Clayton-Thomas began his music career in the early 1960s, working the clubs on Toronto's Yonge Street, where he discovered his love of singing and playing the blues. Before moving to New York City in 1967, Clayton-Thomas fronted a couple of local bands, first The Shays and then The Bossmen, one of the earliest rock bands with significant jazz influences. But the real success came only a few difficult years later when he joined Blood, Sweat & Tears.
Clayton-Thomas's first album with the band, Blood, Sweat & Tears (which was released in December 1968) – despite its eponymous title, it was actually the band's second album – sold ten million copies worldwide. The record topped the Billboard album chart for seven weeks and charted for 109 weeks. It won five Grammy Awards, including Album of the Year and Best Performance by a Male Vocalist. It featured three hit singles, "You've Made Me So Very Happy", "Spinning Wheel", and "And When I Die" (on the Hot 100, each peaked at No. 2 and lasted 13 weeks) as well as a rendition of Billie Holiday's "God Bless The Child".
With Clayton-Thomas fronting the band, Blood, Sweat & Tears continued with a string of hit albums, including Blood, Sweat & Tears 3 which featured Carole King's "Hi-De-Ho" and Clayton-Thomas's "Lucretia MacEvil", and Blood, Sweat & Tears 4, which yielded another Clayton-Thomas-penned hit single, "Go Down Gamblin'" and "Lisa Listen to Me".
In 1972 Thomas released his first Columbia solo album after Blood, Sweat & Tears, simply titled "David Clayton Thomas". In 1973 the second solo album Tequila Sunrise was issued by Columbia. In 1974 he issued the Harmony Junction album on RCA. In 1975 Thomas returned to front Blood Sweat & Tears again on the Columbia albums New City and, in 1976, More Than Ever. In 1977 they released Brand New Day on the ABC label. In 1978 Thomas issued another solo album on ABC, titled simply Clayton. In 1980 Blood, Sweat & Tears issued the MCA album Nuclear Blues, which also included Thomas.
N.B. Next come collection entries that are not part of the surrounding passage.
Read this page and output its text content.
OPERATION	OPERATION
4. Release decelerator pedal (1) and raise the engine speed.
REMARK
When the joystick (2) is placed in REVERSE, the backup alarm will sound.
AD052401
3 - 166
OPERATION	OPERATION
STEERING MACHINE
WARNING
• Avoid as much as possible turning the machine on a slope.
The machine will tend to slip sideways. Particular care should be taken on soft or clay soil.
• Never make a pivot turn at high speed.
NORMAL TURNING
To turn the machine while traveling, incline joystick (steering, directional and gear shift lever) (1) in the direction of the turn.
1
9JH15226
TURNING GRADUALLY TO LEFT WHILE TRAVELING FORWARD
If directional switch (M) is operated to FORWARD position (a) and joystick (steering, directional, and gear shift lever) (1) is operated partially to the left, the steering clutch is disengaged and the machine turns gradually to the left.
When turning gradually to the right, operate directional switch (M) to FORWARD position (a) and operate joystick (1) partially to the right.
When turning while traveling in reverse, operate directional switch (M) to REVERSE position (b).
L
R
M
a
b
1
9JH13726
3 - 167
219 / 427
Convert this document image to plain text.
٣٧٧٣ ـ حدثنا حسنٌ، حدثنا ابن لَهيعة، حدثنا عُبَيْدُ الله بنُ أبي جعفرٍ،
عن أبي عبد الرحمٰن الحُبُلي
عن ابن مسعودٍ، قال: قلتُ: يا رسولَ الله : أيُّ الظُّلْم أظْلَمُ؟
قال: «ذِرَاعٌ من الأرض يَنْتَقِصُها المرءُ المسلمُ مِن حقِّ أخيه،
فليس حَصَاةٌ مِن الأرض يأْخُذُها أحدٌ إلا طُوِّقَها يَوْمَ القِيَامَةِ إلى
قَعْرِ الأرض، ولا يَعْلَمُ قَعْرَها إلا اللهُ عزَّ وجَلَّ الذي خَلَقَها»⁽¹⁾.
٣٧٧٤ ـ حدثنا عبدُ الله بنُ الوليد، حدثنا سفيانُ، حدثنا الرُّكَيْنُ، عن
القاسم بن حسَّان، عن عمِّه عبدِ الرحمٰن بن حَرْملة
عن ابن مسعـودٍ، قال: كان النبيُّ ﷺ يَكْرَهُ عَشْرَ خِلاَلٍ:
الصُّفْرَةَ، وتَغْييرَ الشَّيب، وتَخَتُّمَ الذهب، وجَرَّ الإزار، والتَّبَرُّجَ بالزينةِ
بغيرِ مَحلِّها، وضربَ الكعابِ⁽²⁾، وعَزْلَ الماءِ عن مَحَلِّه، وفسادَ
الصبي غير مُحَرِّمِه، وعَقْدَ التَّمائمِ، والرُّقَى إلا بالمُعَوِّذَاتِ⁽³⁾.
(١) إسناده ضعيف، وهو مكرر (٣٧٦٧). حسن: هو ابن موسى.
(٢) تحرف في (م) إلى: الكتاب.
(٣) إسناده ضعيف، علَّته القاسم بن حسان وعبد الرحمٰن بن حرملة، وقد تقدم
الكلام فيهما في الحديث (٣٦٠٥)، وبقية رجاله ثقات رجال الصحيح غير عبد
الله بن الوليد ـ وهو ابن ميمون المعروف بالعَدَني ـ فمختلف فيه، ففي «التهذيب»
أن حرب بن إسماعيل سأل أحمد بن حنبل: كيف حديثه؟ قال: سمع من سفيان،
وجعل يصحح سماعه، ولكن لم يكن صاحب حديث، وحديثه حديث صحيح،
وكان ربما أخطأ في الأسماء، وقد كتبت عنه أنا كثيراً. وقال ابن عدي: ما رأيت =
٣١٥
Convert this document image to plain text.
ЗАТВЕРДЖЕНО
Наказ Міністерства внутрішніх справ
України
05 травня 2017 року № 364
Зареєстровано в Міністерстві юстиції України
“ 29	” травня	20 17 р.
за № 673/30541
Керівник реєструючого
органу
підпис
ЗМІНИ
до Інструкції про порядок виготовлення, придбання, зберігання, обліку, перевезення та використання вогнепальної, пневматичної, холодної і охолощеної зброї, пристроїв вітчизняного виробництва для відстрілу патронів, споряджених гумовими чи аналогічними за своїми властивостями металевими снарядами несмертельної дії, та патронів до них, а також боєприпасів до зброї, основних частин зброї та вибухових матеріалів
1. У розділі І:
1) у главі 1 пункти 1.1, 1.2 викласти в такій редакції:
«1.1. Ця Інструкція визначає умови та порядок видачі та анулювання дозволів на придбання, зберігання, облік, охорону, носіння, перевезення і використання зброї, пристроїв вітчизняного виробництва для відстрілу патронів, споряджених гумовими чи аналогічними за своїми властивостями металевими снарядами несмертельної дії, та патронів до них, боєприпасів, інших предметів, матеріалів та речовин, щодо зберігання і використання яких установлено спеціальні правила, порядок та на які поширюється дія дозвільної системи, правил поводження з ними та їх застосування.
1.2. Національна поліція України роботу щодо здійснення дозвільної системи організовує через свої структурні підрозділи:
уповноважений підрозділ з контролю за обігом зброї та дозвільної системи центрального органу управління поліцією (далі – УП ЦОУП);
Later in the decade Columbia issued the double live Blood, Sweat & Tears album Live And Improvised again with Thomas. In 2004, Clayton-Thomas left New York for Toronto and launched an All-Star 10-piece band. Since then, he has toured and recorded almost a dozen albums under his own name.
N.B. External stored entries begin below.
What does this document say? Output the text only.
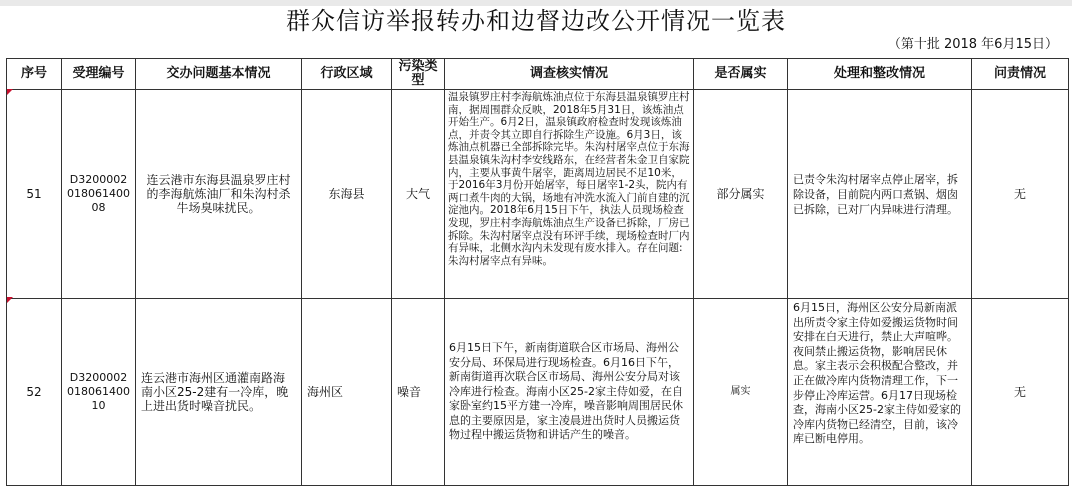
群众信访举报转办和边督边改公开情况一览表
（第十批 2018 年6月15日）
序号	受理编号	交办问题基本情况	行政区域	污染类型	调查核实情况	是否属实	处理和整改情况	问责情况
51	D320000201806140008	连云港市东海县温泉罗庄村的李海航炼油厂和朱沟村杀牛场臭味扰民。	东海县	大气	温泉镇罗庄村李海航炼油点位于东海县温泉镇罗庄村南，据周围群众反映，2018年5月31日，该炼油点开始生产。6月2日，温泉镇政府检查时发现该炼油点，并责令其立即自行拆除生产设施。6月3日，该炼油点机器已全部拆除完毕。朱沟村屠宰点位于东海县温泉镇朱沟村李安线路东，在经营者朱金卫自家院内，主要从事黄牛屠宰，距离周边居民不足10米，于2016年3月份开始屠宰，每日屠宰1-2头，院内有两口煮牛肉的大锅，场地有冲洗水流入门前自建的沉淀池内。2018年6月15日下午，执法人员现场检查发现，罗庄村李海航炼油点生产设备已拆除，厂房已拆除。朱沟村屠宰点没有环评手续，现场检查时厂内有异味，北侧水沟内未发现有废水排入。存在问题:朱沟村屠宰点有异味。	部分属实	已责令朱沟村屠宰点停止屠宰，拆除设备，目前院内两口煮锅、烟囱已拆除，已对厂内异味进行清理。	无
52	D320000201806140010	连云港市海州区通灌南路海南小区25-2建有一冷库，晚上进出货时噪音扰民。	海州区	噪音	6月15日下午，新南街道联合区市场局、海州公安分局、环保局进行现场检查。6月16日下午，新南街道再次联合区市场局、海州公安分局对该冷库进行检查。海南小区25-2家主侍如爱，在自家卧室约15平方建一冷库，噪音影响周围居民休息的主要原因是，家主凌晨进出货时人员搬运货物过程中搬运货物和讲话产生的噪音。	属实	6月15日，海州区公安分局新南派出所责令家主侍如爱搬运货物时间安排在白天进行，禁止大声喧哗。夜间禁止搬运货物，影响居民休息。家主表示会积极配合整改，并正在做冷库内货物清理工作，下一步停止冷库运营。6月17日现场检查，海南小区25-2家主侍如爱家的冷库内货物已经清空，目前，该冷库已断电停用。	无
In his 1974 autobiography, Clive: Inside the Record Business, Clive Davis, then president of Columbia Records, described his initial impression of Clayton-Thomas singing at the Café Au Go-Go:
He was staggering... a powerfully built singer who exuded an enormous earthy confidence. He jumped right out at you. I went with a small group of people, and we were electrified. He seemed so genuine, so in command of the lyric... a perfect combination of fire and emotion to go with the band’s somewhat cerebral appeal. I knew he would be a strong, strong figure.
Blood, Sweat & Tears continued with a string of hit albums, including Blood, Sweat & Tears 3 which featured Clayton-Thomas's "Lucretia MacEvil" and Carole King's "Hi-De-Ho," and Blood, Sweat & Tears 4, which yielded another Clayton-Thomas-penned hit single, "Go Down Gamblin'." Blood Sweat & Tears' Greatest Hits album has to date reportedly chalked up over seven million copies in worldwide sales.
Blood, Sweat & Tears headlined at major venues around the world: the Royal Albert Hall, the Metropolitan Opera House, the Hollywood Bowl, Madison Square Garden, and Caesar's Palace, as well as the Newport Jazz Festival and Woodstock. It was the first contemporary band to break through the Iron Curtain with its historic United States Department of State-sponsored tour of Eastern Europe in May and June 1970). In the early years Clayton-Thomas lived on the road, travelling all over Europe, Australia, Asia, South America, the US, and Canada with Blood, Sweat & Tears. The constant touring began to take its toll. Clayton-Thomas left the band in 1972, exhausted by life on the road. By the mid '70s, the founding members began to drift away to start families and pursue their own musical ambitions.